You could say this is cherry-picking on my part, selecting an outlandish criticism of Common Core Standards from an extreme source; it was in an email that Hernando County tea party gadfly Hamilton Hanson sent to School Board members last week.
Except that most criticisms of Common Core are outlandish and extreme. The gem about DNA mining was included in a report by the Florida Stop Common Core Coalition that also included claims that the program — being implemented across the state — will psychologically profile children and predetermine, among other things, what career they should enter and "whether they are suited for gun ownership."
And though most of this foolishness has been directed at people in Tallahassee who can actually influence the adoption of Common Core, a fair amount of it has filtered down to local administrators and board members. That's one reason why it will be discussed next week at the Hernando School Board meeting and why Pasco County administrators have met with parents and a tea party group.
Among the administrators' messages:
Common Core, though encouraged by the federal government, was created by coalitions of state governors and education commissioners.

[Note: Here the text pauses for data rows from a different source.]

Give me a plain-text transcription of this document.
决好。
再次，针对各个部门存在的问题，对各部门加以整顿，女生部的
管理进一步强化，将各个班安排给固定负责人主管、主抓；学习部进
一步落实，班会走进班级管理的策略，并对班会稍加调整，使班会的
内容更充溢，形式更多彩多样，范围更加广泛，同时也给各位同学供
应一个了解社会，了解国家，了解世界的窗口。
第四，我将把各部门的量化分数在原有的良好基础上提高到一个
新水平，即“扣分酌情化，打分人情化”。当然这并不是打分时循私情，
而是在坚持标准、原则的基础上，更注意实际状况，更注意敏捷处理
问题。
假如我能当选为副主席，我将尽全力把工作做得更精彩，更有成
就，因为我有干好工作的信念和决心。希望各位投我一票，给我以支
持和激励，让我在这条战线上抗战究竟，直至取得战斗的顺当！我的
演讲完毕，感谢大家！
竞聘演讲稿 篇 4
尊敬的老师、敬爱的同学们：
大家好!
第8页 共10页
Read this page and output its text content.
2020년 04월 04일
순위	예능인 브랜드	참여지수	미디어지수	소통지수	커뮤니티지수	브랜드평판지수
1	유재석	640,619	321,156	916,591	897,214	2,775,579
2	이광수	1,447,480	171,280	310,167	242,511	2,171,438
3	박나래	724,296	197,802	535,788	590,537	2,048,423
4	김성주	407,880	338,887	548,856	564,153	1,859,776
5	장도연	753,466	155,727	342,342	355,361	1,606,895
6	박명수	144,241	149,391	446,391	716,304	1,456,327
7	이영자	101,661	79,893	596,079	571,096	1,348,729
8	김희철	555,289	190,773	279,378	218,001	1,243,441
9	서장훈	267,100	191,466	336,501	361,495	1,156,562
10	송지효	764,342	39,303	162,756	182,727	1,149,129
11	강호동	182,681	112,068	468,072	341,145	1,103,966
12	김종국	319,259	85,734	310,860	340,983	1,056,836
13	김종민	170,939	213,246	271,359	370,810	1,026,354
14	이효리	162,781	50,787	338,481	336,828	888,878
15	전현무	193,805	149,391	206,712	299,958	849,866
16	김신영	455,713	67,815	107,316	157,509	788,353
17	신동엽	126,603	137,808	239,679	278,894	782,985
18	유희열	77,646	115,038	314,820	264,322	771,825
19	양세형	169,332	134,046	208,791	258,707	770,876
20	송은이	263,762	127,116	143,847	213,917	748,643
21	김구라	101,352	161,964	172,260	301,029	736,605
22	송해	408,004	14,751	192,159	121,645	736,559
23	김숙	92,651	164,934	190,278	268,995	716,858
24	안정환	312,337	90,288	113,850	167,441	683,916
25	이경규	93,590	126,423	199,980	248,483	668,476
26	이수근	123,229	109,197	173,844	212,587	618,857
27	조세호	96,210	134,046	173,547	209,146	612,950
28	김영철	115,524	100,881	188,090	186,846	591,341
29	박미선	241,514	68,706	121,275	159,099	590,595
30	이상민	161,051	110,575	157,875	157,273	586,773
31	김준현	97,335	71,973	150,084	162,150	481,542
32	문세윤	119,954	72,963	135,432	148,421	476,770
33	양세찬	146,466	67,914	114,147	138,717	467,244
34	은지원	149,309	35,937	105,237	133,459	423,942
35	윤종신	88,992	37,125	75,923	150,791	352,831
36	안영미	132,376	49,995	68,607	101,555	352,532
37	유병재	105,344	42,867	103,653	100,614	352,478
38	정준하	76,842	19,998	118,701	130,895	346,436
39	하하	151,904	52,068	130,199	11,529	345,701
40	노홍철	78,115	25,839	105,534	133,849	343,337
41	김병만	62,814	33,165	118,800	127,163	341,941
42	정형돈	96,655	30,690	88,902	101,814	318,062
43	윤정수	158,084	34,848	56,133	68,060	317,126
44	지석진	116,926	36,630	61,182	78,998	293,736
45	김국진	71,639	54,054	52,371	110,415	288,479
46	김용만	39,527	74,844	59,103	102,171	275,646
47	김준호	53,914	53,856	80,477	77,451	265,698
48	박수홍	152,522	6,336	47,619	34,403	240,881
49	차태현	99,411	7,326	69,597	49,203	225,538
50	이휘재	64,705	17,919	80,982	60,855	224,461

Though not all teachers are eager to have more outsiders looking over their shoulders, a lot of them think Common Core Standards reward good and imaginative teaching.
In math, students will be expected to learn why formulas work, not just memorize them.
Kids will read more difficult texts at earlier ages; there will be more emphasis on analysis and less on the cramming of facts.
If it sounds tough, that's the idea — to turn out high school graduates in this country as skilled and informed as those in Finland or South Korea.
And to do this across the U.S.
That's why attacking this program in relatively remote, resource-poor districts such as Hernando and, to a lesser degree, Pasco is especially misguided.
It's why I disagree with the liberal teaching group that has criticized Common Core. It's why the most foolish phrase in Hanson's very foolish email was this:
"My overriding cry is for all education to be LOCALLY controlled," Hanson wrote.
The educational strategies of Common Core are far more ambitious and sophisticated than anything that could be developed in his home county.
It's an opportunity for us to make sure kids in Hudson, Dade City and Brooksville are getting an education that's on par with kids in suburban New York or Chicago. Or, for that matter, Finland.